Electrochemical Functionalization of Pyridines
Abstract
Pyridines are important nitrogen-containing heteroaromatics with wide applications in pharmaceuticals, agrochemicals, ligands, and materials science. However, their selective C–H functionalization remains challenging due to low nucleophilicity, regioselectivity issues, and catalyst deactivation via nitrogen coordination.

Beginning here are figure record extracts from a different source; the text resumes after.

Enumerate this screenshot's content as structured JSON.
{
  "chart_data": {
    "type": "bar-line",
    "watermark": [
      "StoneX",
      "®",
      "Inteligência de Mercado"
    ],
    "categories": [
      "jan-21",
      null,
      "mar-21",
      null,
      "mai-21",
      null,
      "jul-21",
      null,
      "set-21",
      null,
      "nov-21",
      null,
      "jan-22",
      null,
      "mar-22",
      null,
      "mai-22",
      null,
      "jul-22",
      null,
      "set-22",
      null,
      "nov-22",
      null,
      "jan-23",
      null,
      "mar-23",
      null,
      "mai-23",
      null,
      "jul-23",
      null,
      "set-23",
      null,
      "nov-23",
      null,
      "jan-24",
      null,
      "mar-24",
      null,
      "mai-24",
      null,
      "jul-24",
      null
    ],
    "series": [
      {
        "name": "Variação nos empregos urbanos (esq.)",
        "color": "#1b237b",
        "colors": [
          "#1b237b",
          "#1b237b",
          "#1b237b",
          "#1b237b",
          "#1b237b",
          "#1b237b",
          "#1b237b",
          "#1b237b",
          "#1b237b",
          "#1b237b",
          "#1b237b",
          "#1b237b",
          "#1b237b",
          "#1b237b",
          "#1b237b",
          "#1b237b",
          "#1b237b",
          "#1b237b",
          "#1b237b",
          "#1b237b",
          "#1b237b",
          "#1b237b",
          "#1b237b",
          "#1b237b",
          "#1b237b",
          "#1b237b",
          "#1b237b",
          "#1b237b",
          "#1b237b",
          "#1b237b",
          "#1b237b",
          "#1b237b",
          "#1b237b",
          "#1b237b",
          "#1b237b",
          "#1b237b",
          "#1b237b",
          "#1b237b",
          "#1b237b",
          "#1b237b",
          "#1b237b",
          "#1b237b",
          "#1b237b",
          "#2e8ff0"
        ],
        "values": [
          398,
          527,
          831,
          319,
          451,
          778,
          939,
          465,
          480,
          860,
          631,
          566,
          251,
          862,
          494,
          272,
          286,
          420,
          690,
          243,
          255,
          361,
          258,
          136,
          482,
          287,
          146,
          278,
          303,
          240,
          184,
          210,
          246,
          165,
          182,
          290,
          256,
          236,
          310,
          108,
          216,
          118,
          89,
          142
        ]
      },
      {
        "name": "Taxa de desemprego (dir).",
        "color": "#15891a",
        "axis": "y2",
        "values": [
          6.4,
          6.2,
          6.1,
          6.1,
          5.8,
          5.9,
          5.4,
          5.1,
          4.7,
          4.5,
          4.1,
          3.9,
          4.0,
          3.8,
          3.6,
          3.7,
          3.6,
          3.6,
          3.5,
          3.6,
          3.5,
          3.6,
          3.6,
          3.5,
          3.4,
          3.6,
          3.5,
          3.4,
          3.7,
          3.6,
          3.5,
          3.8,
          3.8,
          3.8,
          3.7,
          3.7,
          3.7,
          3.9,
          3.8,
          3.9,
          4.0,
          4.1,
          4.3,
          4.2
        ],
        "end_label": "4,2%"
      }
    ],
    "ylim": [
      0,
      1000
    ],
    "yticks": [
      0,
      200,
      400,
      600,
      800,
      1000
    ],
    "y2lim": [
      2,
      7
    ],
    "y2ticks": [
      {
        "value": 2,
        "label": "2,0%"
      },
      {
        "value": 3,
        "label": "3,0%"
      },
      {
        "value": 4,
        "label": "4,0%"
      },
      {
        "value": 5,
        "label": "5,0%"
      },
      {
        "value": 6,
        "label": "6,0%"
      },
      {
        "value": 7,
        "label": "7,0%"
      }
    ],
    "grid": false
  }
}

Traditional methods such as electrophilic substitution, directed metalation, transition-metal catalysis, and N-oxide transformations have enabled significant advances in this field, but often require harsh conditions or pre-functionalized substrates. In contrast, electrochemical synthesis has emerged as a sustainable and versatile alternative, employing electricity as a clean redox agent to enable direct C–H, C–C, and C–heteroatom bond formation under mild, tunable conditions. This review provides a focused overview of how electro-organic synthesis has addressed key challenges in pyridine functionalization associated with traditional methods, tracing its historical development and highlighting recent advances, with particular emphasis on anodic oxidation, cathodic reduction, paired electrolysis, and mediator or metal-catalyzed strategies, thereby offering readers an in-depth understanding of the advancements in this field and its significance in organic synthesis. Key mechanistic insights and representative applications are highlighted to demonstrate the growing potential of electrochemical strategies for scalable, late-stage pyridine diversification. We hope that this review will highlight the salient features of electrochemical strategies for pyridine functionalization in synthetic applications and stimulate the development of new, more advanced methodologies.